Going to school to become a therapist takes tons of time and money, hence the exorbitant prices. Now you are talking about the student loan crisis led by overzealous millionaires seeking to gain an extra buck.

It’s a constant cycle that leaves Americans of all ages and demographics dead by their own hand. In fact, the AFSP reported that firearms accounted for almost 53% of American suicides in 2020. There are more layers than you can count — it’s never as simple as increasing awareness.


What’s left behind

Even though I feel empty and lifeless at times, I’m still here. I have friends and family to thank for that, but I want to share a quick sentiment with this community.

For the longest time, I kept myself going on the principle that I’d hurt others if I just gave up. I recently realized that this is an unsustainable mindset. Self-worth comes from within and must matter more than outside sentiments or personal regret. Being happy with yourself is an unbelievable challenge, but that’s where the search begins.

What you are feeling is unique to you, and I cannot relate to it.

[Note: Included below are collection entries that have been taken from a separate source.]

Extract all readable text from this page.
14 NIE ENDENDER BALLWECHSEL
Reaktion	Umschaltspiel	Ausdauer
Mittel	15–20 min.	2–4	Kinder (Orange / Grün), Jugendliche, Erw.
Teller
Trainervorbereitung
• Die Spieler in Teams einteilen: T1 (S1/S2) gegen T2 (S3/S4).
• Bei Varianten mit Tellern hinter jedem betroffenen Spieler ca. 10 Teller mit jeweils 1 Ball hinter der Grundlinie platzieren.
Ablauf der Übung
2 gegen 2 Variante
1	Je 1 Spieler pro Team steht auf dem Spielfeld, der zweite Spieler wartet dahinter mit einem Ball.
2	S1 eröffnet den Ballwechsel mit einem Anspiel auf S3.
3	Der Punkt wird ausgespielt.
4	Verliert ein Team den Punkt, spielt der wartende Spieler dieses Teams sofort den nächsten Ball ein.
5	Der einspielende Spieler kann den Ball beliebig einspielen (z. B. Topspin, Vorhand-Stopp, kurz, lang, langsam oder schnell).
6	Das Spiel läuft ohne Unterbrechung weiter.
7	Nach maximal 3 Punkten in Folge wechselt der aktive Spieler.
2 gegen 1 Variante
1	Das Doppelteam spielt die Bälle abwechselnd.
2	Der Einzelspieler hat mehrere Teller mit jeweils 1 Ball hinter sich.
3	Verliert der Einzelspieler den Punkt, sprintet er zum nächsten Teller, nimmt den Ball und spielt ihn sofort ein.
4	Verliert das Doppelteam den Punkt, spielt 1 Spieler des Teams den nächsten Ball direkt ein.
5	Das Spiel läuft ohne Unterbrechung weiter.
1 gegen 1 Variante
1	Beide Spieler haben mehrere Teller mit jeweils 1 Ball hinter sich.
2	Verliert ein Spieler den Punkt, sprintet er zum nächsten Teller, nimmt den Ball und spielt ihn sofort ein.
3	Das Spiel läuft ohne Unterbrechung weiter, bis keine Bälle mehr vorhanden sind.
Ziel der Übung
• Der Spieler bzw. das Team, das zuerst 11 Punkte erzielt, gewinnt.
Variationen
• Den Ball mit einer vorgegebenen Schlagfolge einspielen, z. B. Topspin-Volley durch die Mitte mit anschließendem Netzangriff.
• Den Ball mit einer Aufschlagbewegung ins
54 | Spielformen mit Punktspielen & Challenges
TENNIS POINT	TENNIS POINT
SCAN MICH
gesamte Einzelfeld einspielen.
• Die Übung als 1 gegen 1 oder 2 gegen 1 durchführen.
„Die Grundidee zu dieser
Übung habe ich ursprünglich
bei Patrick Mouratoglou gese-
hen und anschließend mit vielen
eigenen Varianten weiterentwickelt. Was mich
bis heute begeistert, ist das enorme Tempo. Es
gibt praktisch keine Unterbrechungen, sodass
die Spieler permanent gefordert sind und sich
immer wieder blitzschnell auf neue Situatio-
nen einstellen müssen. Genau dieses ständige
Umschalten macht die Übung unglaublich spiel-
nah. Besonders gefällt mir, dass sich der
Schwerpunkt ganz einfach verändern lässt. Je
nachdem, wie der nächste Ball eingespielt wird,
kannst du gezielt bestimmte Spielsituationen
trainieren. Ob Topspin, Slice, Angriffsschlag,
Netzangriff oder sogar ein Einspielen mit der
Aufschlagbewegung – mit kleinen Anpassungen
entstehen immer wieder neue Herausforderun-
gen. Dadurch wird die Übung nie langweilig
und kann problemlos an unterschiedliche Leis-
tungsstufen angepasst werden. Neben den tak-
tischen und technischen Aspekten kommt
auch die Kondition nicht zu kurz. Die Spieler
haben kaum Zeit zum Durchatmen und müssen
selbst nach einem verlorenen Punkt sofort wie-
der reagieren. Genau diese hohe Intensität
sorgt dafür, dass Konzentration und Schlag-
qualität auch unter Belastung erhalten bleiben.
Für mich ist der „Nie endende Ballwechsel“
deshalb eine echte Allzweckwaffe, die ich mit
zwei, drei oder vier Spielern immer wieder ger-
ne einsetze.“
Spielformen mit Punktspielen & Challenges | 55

However, you must know you aren’t alone. I do not know you or your struggle, but I care for your well-being.

Consider it a fraternity. We have to care for each other because we cannot count on things to change. People will always be suffering, and millions have it much worse than I have.

Convey your thoughts to anyone you care about. It’s a step toward a better future mindset with a focus on your own mental health.

I wish I could’ve met Meyer. In a way, I feel like I let her down, and I don’t want that for anyone. All I can do is share a message I believe is worth announcing.

Focus on self-worth. Help others do the same. We only have each other, and sometimes that needs to be enough.